Het centrale dogma van het leven kan op een vrij eenvoudige manier worden gedefinieerd: DNA maakt RNA, dat op zijn beurt eiwitten maakt:
In transcriptie wordt uw genetische code getranscribeerd, oftewel geschreven, in RNA. Bij de vertaling wordt dit RNA vervolgens omgezet in eiwitten. Natuurlijk zijn de processen van transcriptie en translatie iets ingewikkelder dan dat. Laten we de twee processen eens bekijken:
Transcriptie: DNA → RNA
Transcriptie is de eerste helft van het Centrale Dogma. Dit is waar DNA wordt vertaald in RNA. Transcriptie vindt plaats in de kern van de cel-DNA kan de kern niet verlaten. Er zijn drie stappen in transcriptie: initiatie, elongatie, en terminatie (dit zijn ook dezelfde stappen als in translatie; er gebeuren echter verschillende dingen in de stappen van de verschillende processen).
- Initiatie: Transcriptie begint bij een promotor: een specifiek gebied van een gen. RNA-polymerase bindt zich aan de promotor. Dit geeft het DNA het signaal af te wikkelen. Het enzym is nu klaar om mRNA te maken
- Elongatie: Nucleotiden worden toegevoegd aan de mRNA-streng
- Houd in gedachten: thymine komt alleen voor in DNA, en uracil alleen in RNA!
- Beëindiging: Transcriptie eindigt wanneer RNA polymerase een stop (termination) sequentie in het gen tegenkomt.
RNA Polymerase
Er zijn drie typen eukaryotisch RNA Polymerase.

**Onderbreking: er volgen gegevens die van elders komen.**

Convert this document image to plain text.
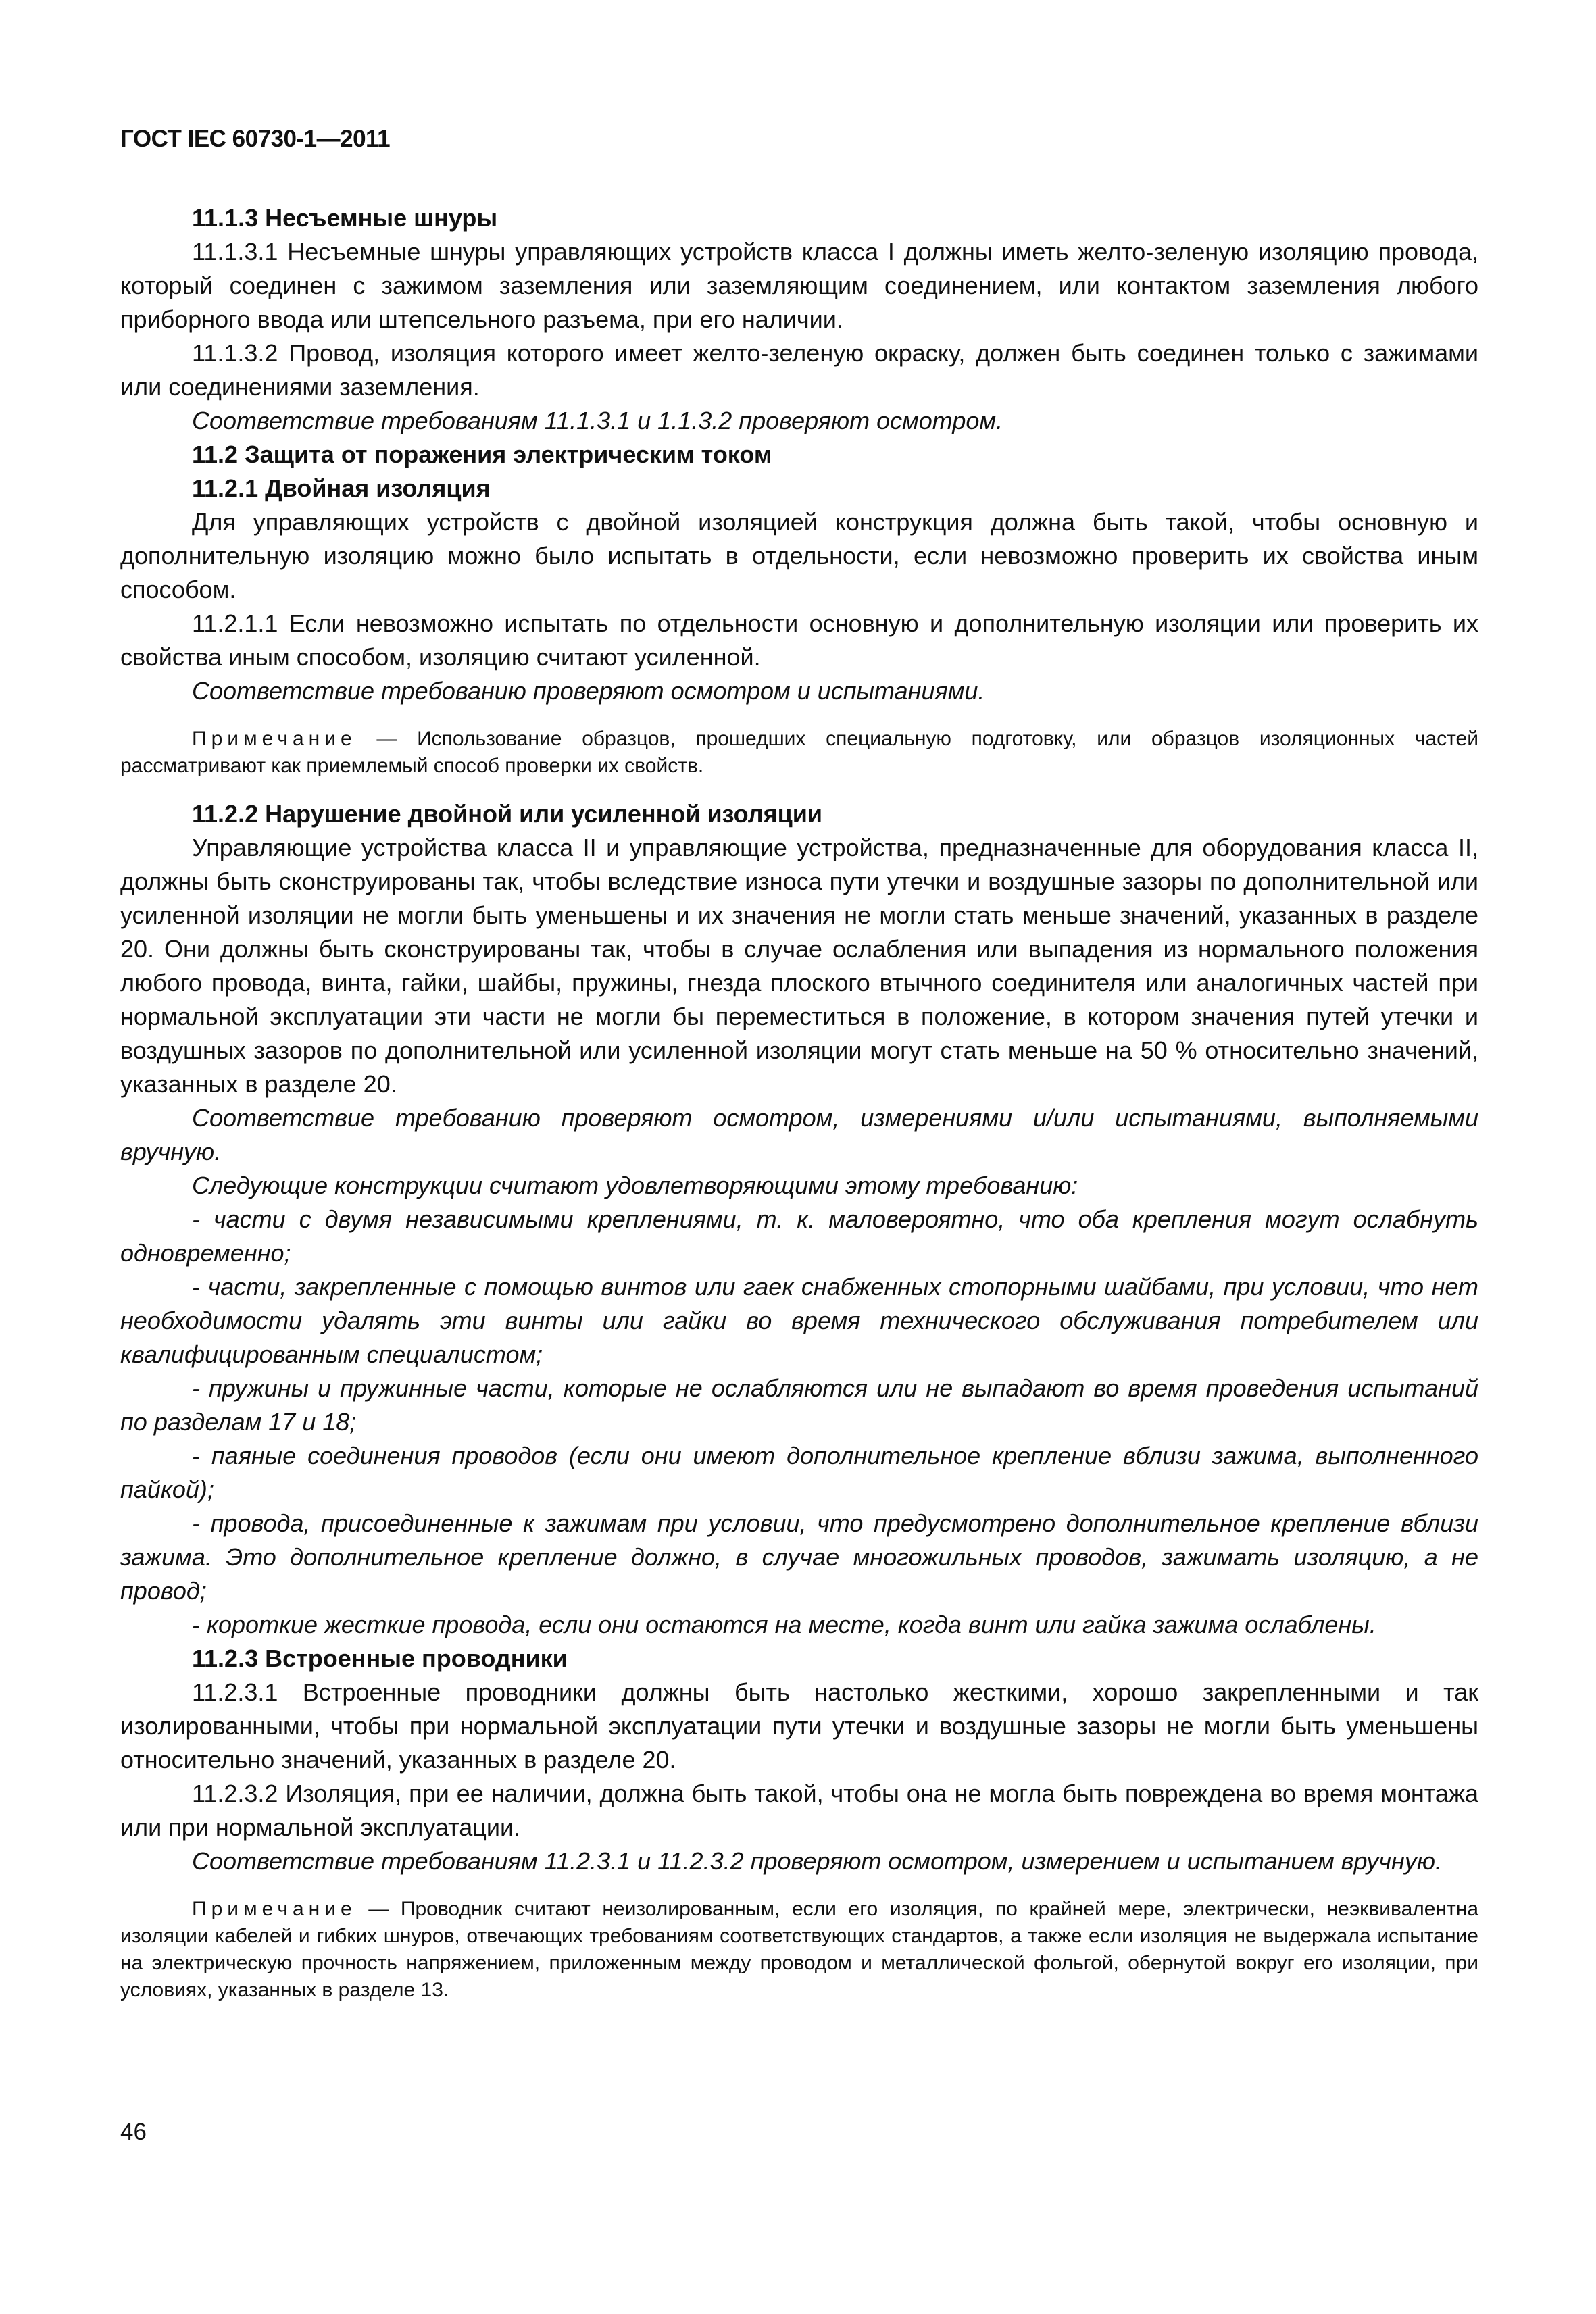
ГОСТ IEC 60730-1—2011

11.1.3 Несъемные шнуры

11.1.3.1 Несъемные шнуры управляющих устройств класса I должны иметь желто-зеленую изоляцию провода, который соединен с зажимом заземления или заземляющим соединением, или контактом заземления любого приборного ввода или штепсельного разъема, при его наличии.

11.1.3.2 Провод, изоляция которого имеет желто-зеленую окраску, должен быть соединен только с зажимами или соединениями заземления.

Соответствие требованиям 11.1.3.1 и 1.1.3.2 проверяют осмотром.

11.2 Защита от поражения электрическим током

11.2.1 Двойная изоляция

Для управляющих устройств с двойной изоляцией конструкция должна быть такой, чтобы основную и дополнительную изоляцию можно было испытать в отдельности, если невозможно проверить их свойства иным способом.

11.2.1.1 Если невозможно испытать по отдельности основную и дополнительную изоляции или проверить их свойства иным способом, изоляцию считают усиленной.

Соответствие требованию проверяют осмотром и испытаниями.

Примечание — Использование образцов, прошедших специальную подготовку, или образцов изоляционных частей рассматривают как приемлемый способ проверки их свойств.

11.2.2 Нарушение двойной или усиленной изоляции

Управляющие устройства класса II и управляющие устройства, предназначенные для оборудования класса II, должны быть сконструированы так, чтобы вследствие износа пути утечки и воздушные зазоры по дополнительной или усиленной изоляции не могли быть уменьшены и их значения не могли стать меньше значений, указанных в разделе 20. Они должны быть сконструированы так, чтобы в случае ослабления или выпадения из нормального положения любого провода, винта, гайки, шайбы, пружины, гнезда плоского втычного соединителя или аналогичных частей при нормальной эксплуатации эти части не могли бы переместиться в положение, в котором значения путей утечки и воздушных зазоров по дополнительной или усиленной изоляции могут стать меньше на 50 % относительно значений, указанных в разделе 20.

Соответствие требованию проверяют осмотром, измерениями и/или испытаниями, выполняемыми вручную.

Следующие конструкции считают удовлетворяющими этому требованию:

- части с двумя независимыми креплениями, т. к. маловероятно, что оба крепления могут ослабнуть одновременно;

- части, закрепленные с помощью винтов или гаек снабженных стопорными шайбами, при условии, что нет необходимости удалять эти винты или гайки во время технического обслуживания потребителем или квалифицированным специалистом;

- пружины и пружинные части, которые не ослабляются или не выпадают во время проведения испытаний по разделам 17 и 18;

- паяные соединения проводов (если они имеют дополнительное крепление вблизи зажима, выполненного пайкой);

- провода, присоединенные к зажимам при условии, что предусмотрено дополнительное крепление вблизи зажима. Это дополнительное крепление должно, в случае многожильных проводов, зажимать изоляцию, а не провод;

- короткие жесткие провода, если они остаются на месте, когда винт или гайка зажима ослаблены.

11.2.3 Встроенные проводники

11.2.3.1 Встроенные проводники должны быть настолько жесткими, хорошо закрепленными и так изолированными, чтобы при нормальной эксплуатации пути утечки и воздушные зазоры не могли быть уменьшены относительно значений, указанных в разделе 20.

11.2.3.2 Изоляция, при ее наличии, должна быть такой, чтобы она не могла быть повреждена во время монтажа или при нормальной эксплуатации.

Соответствие требованиям 11.2.3.1 и 11.2.3.2 проверяют осмотром, измерением и испытанием вручную.

Примечание — Проводник считают неизолированным, если его изоляция, по крайней мере, электрически, неэквивалентна изоляции кабелей и гибких шнуров, отвечающих требованиям соответствующих стандартов, а также если изоляция не выдержала испытание на электрическую прочность напряжением, приложенным между проводом и металлической фольгой, обернутой вокруг его изоляции, при условиях, указанных в разделе 13.

46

Passend heten ze RNA Polymerase I, RNA Polymerase II, en RNA Polymerase III.
- RNA polymerase I bevindt zich in de nucleolus, en vergemakkelijkt de transcriptie van ribosomaal RNA (rRNA), dat vervolgens wordt verwerkt en geassembleerd in ribosomen.

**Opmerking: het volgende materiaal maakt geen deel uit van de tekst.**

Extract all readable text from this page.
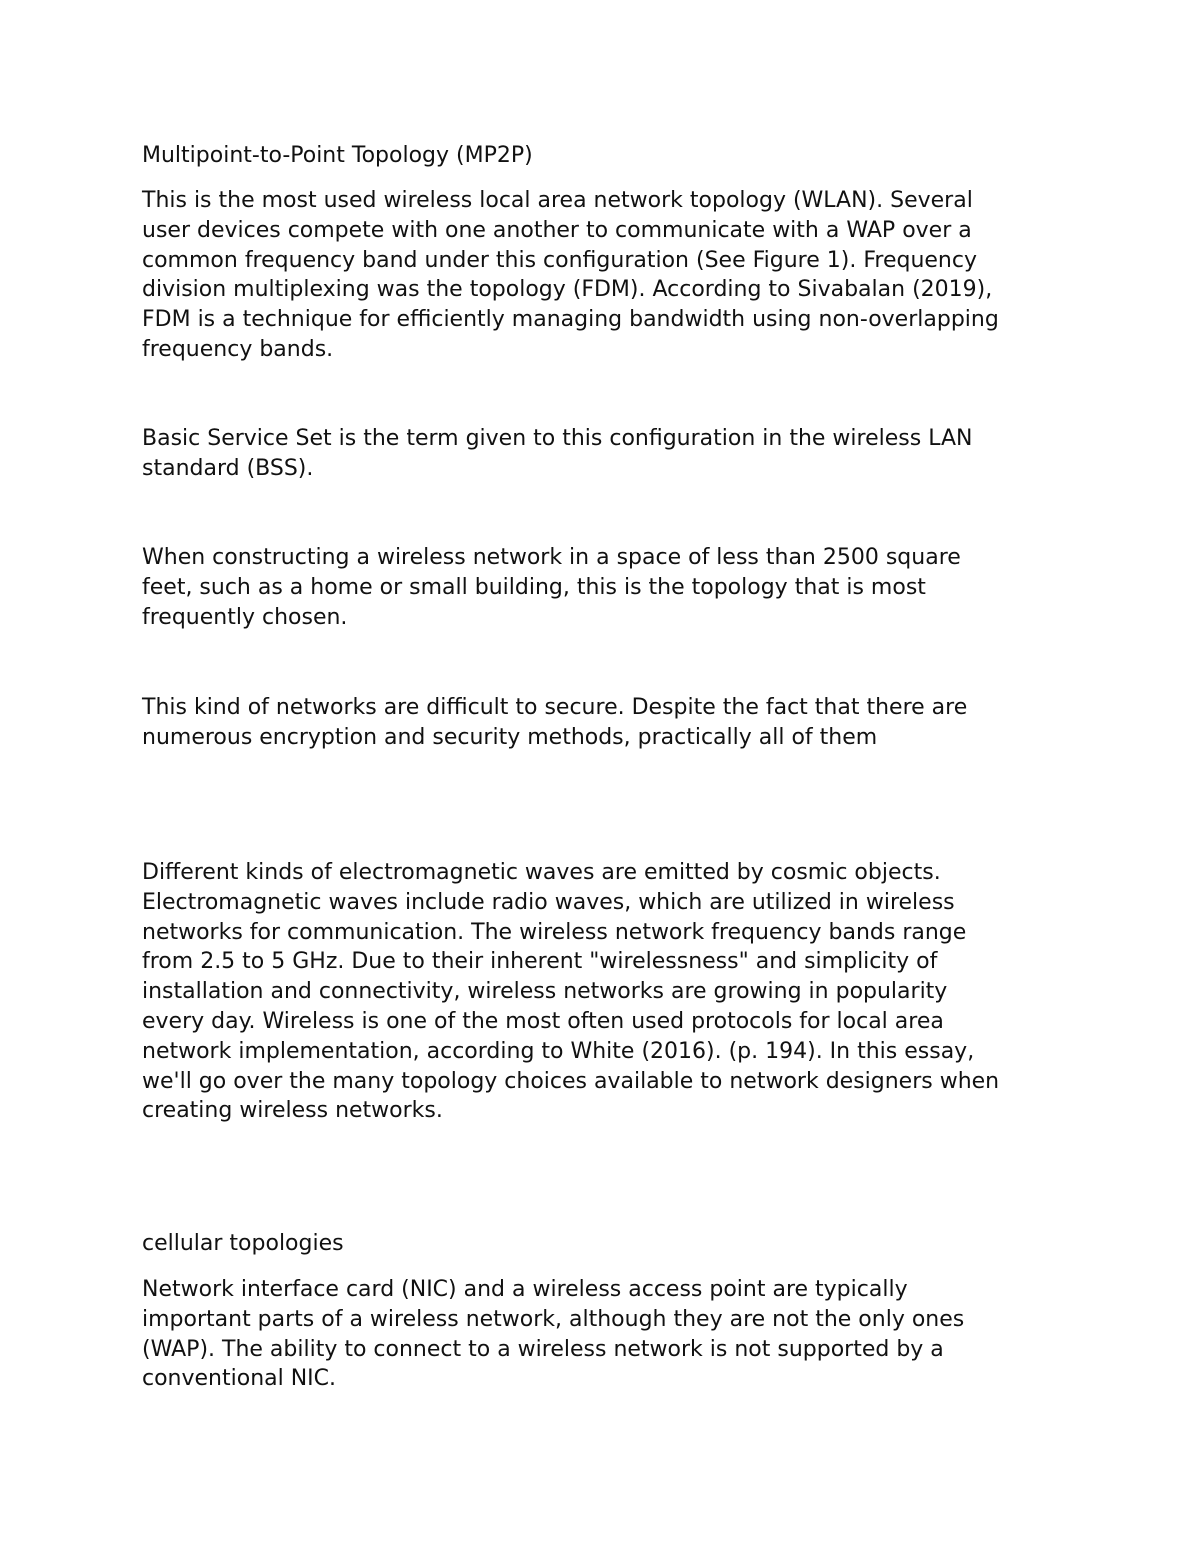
Multipoint-to-Point Topology (MP2P)

This is the most used wireless local area network topology (WLAN). Several
user devices compete with one another to communicate with a WAP over a
common frequency band under this configuration (See Figure 1). Frequency
division multiplexing was the topology (FDM). According to Sivabalan (2019),
FDM is a technique for efficiently managing bandwidth using non-overlapping
frequency bands.

Basic Service Set is the term given to this configuration in the wireless LAN
standard (BSS).

When constructing a wireless network in a space of less than 2500 square
feet, such as a home or small building, this is the topology that is most
frequently chosen.

This kind of networks are difficult to secure. Despite the fact that there are
numerous encryption and security methods, practically all of them

Different kinds of electromagnetic waves are emitted by cosmic objects.
Electromagnetic waves include radio waves, which are utilized in wireless
networks for communication. The wireless network frequency bands range
from 2.5 to 5 GHz. Due to their inherent "wirelessness" and simplicity of
installation and connectivity, wireless networks are growing in popularity
every day. Wireless is one of the most often used protocols for local area
network implementation, according to White (2016). (p. 194). In this essay,
we'll go over the many topology choices available to network designers when
creating wireless networks.

cellular topologies

Network interface card (NIC) and a wireless access point are typically
important parts of a wireless network, although they are not the only ones
(WAP). The ability to connect to a wireless network is not supported by a
conventional NIC.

- RNA polymerase II bevindt zich in de kern en synthetiseert alle eiwit-coderende nucleaire pre-mRNA’s.
- RNA polymerase III bevindt zich ook in de kern. Deze polymerase transcribeert een verscheidenheid van structurele RNA’s die de 5S pre-rRNA, overdracht pre-RNA’s (pre-tRNA’s), en kleine nucleaire pre-RNA’s omvat.
mRNA Verwerking
Na transcriptie moeten eukaryotische pre-mRNA’s verschillende verwerkingsstappen ondergaan voordat ze kunnen worden vertaald.

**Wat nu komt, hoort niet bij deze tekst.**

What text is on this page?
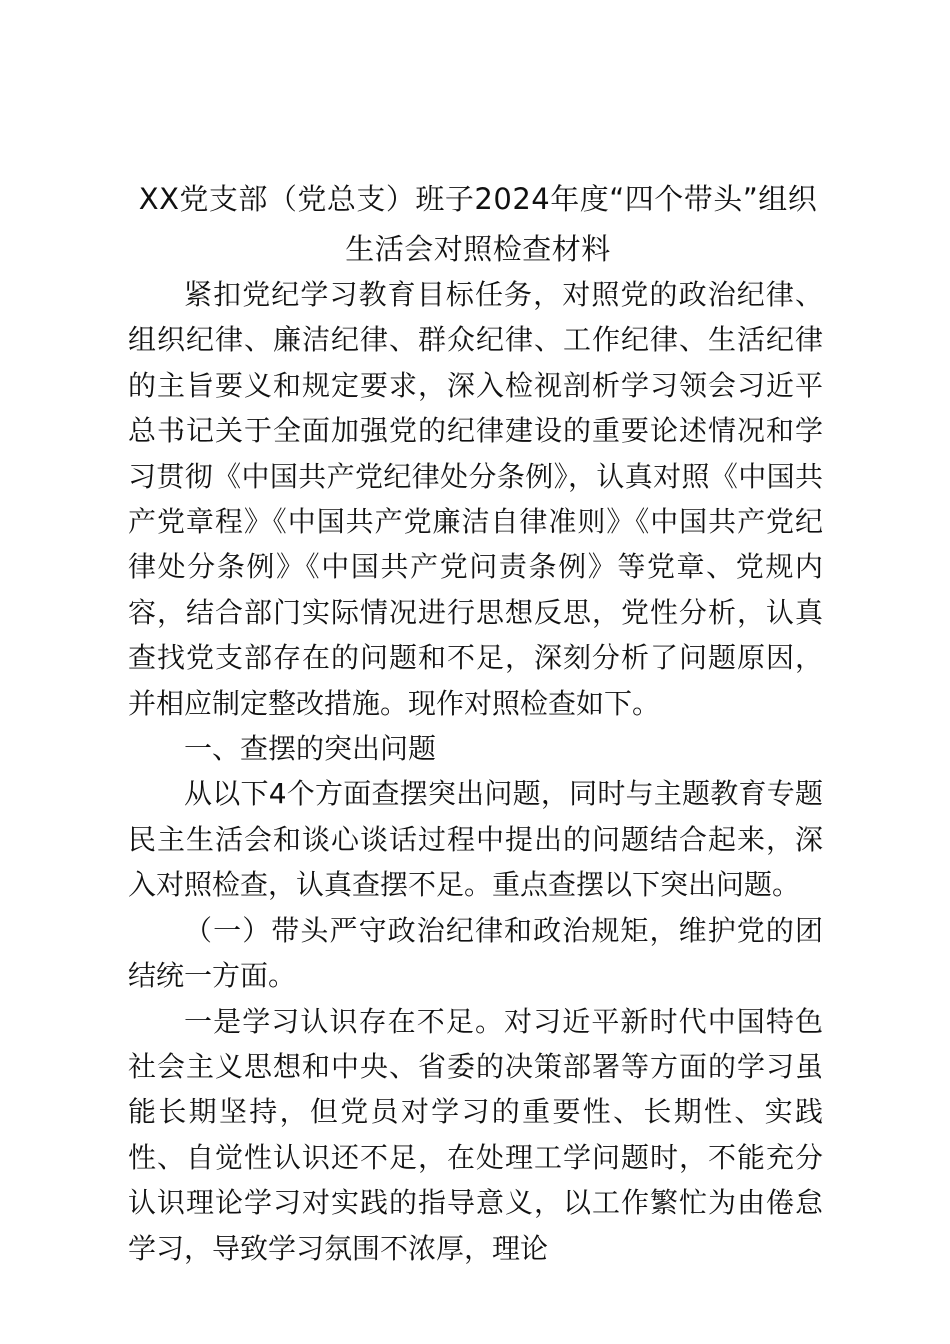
XX党支部（党总支）班子2024年度“四个带头”组织
生活会对照检查材料

紧扣党纪学习教育目标任务，对照党的政治纪律、组织纪律、廉洁纪律、群众纪律、工作纪律、生活纪律的主旨要义和规定要求，深入检视剖析学习领会习近平总书记关于全面加强党的纪律建设的重要论述情况和学习贯彻《中国共产党纪律处分条例》，认真对照《中国共产党章程》《中国共产党廉洁自律准则》《中国共产党纪律处分条例》《中国共产党问责条例》等党章、党规内容，结合部门实际情况进行思想反思，党性分析，认真查找党支部存在的问题和不足，深刻分析了问题原因，并相应制定整改措施。现作对照检查如下。

一、查摆的突出问题

从以下4个方面查摆突出问题，同时与主题教育专题民主生活会和谈心谈话过程中提出的问题结合起来，深入对照检查，认真查摆不足。重点查摆以下突出问题。

（一）带头严守政治纪律和政治规矩，维护党的团结统一方面。

一是学习认识存在不足。对习近平新时代中国特色社会主义思想和中央、省委的决策部署等方面的学习虽能长期坚持，但党员对学习的重要性、长期性、实践性、自觉性认识还不足，在处理工学问题时，不能充分认识理论学习对实践的指导意义，以工作繁忙为由倦怠学习，导致学习氛围不浓厚，理论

Pre-mRNA’s worden eerst omhuld met RNA-stabiliserende eiwitten; deze beschermen het pre-mRNA tegen degradatie terwijl het wordt verwerkt en uit de kern wordt geëxporteerd. De drie belangrijkste stappen van de verwerking van het pre-mRNA zijn de toevoeging van stabiliserende en signalerende factoren aan de 5′ en 3′ uiteinden van het molecuul, en de verwijdering van tussenliggende sequenties die niet de juiste aminozuren specificeren. In zeldzame gevallen kan het mRNA-transcript worden “bewerkt” nadat het is getranscribeerd.
Praktijkvragen
In welke stap van de transcriptie rolt het DNA zich af?
Wat is een functie van RNA polymerase II?
- transcribeert transfer-pre-RNA’s (pre-tRNA’s)
- vergemakkelijkt de transcriptie van ribosomaal RNA (rRNA)
- syntheseert alle eiwitcoderende nucleaire pre-mRNA’s
Translatie: RNA → eiwit
Translatie vindt plaats in het cytoplasma. Er zijn drie stappen in translatie: initiatie, elongatie, en terminatie (dit zijn ook dezelfde stappen als in transcriptie; er gebeuren echter verschillende dingen in de stappen van de verschillende processen).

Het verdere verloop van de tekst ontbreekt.